У него мелькнуло было подозрение, что малыш стоит за пожаром в его доме: кто знает, может втерся в доверие, чтобы потом привести старших и ограбить? Но нет, все, что они взяли, не тянуло по цене на подаренный ему мальчиком ассирийский медальон. Энимилки против воли улыбнулся, вспомнив, с какой горячностью Арибардан убеждал его взять подарок.

А вернувшийся утром Зеб окончательно подтвердил, что к нападению мальчик не имеет никакого отношения.

— Расскажи еще раз? — попросил он старого раба.

— Мальчик ушел ночью, очень тихо. Я, правда, проснулся — в последнее время я плохо сплю, но решил за ним не идти. Как я вам говорил…

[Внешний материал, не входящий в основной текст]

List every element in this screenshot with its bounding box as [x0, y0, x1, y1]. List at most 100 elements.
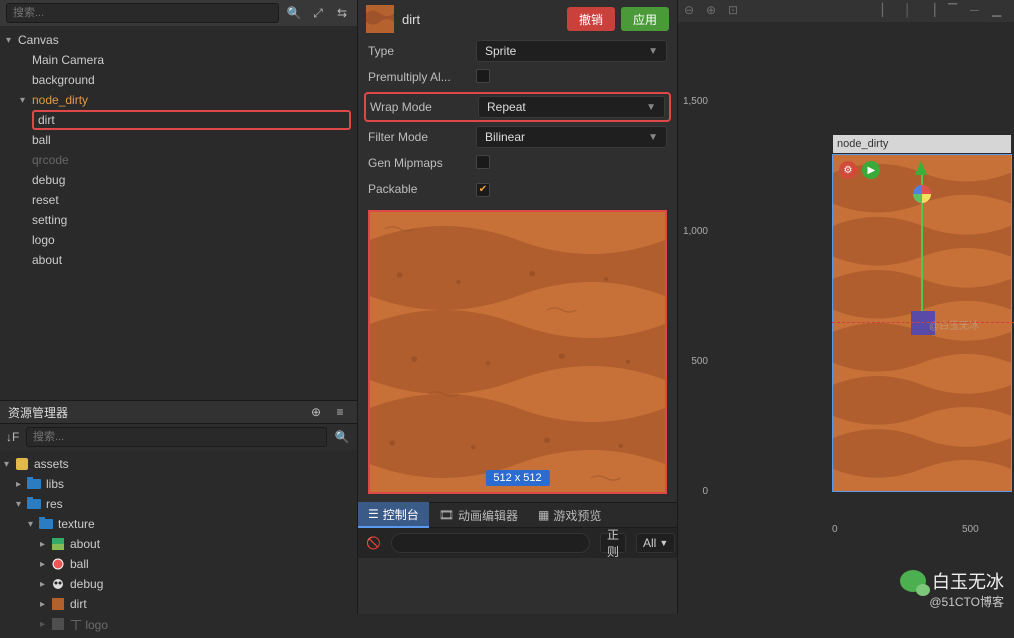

— Он разговаривает сам с собой?

Зеб покачал головой.

— Он говорил с кем-то. Кого слышит только он. Я это узнал вечером — когда возвращался в комнату, задержался перед пологом и услышал. Когда говорят с собой, сначала задают вопрос, потом сами же на него отвечают. А тут он задает вопрос, потом молчит, а потом продолжает разговор так, словно ему ответили.

— И что ты думаешь? Мербал в Инере. Рассказывает, что во всем виноват какой-то мальчишка, одержимый злым духом.

Старый раб пожал плечами.

— Что ты об этом думаешь?

— Я думаю, что для Мербала этот дух действительно злой, ведь если это он подсказал мальчику, что надо уходить и где расположено это укрытие, то именно он виноват в том, что его планы расстроились. Но к нам этот дух оказался добр.

Энимилки рассмеялся.

— А ты прав!

— На самом деле, как мне кажется, этот дух просто пытается спасти мальчика. По какой-то причине его преследуют эти бандиты, которые не останавливаются ни перед чем — они убили Гурра, подожгли ваш дом. Я думаю, что этот дух почуял их приближение и поэтому мальчик покинул меня. Может, даже для того, чтобы спасти. Ведь иначе меня бы ждала участь бедного Гурра.

— Вот только, как выяснил Зума, бандиты ушли в вырубки, а если верно то, что тебе сказали в Ифиле — мальчик направился именно туда.

Зеб снова пожал плечами.

— Я ничего не могу сказать на это. Видимо, он знал, на что шел.

— Спасибо, Зеб. Ступай пока.

После ухода раба Энимилки погрузился в глубокое раздумье. Судя по сведениям Зумы, Ойкумену ждут немалые потрясения. Он помнил переполох, который возник тринадцать лет назад, после поражения Красса, а сейчас все будет десятикратно хуже. Сам богоподобный Цезарь, которому служат боги — а ведь он сам еще совсем недавно собирался поехать в Селевкию, посмотреть на проезд Цезаря-победителя на крылатой колеснице Зевса. Вот верна же старинная поговорка: его старший брат: нельзя праздновать еще не одержанную победу.

Нужно пока держаться подальше от всего этого, решил он. Товары на складах в Антиохии могут конфисковать, римляне горазды на такое — ну и ладно, не так уж и много у него там хранится. Надо уходить в Тир. Заодно и разобраться с Арибарданом или как там его зовут — Энимилки был почти уверен, что их пути еще пересекутся. Общение с духами — опасное дело, возможно, малышу нужна помощь.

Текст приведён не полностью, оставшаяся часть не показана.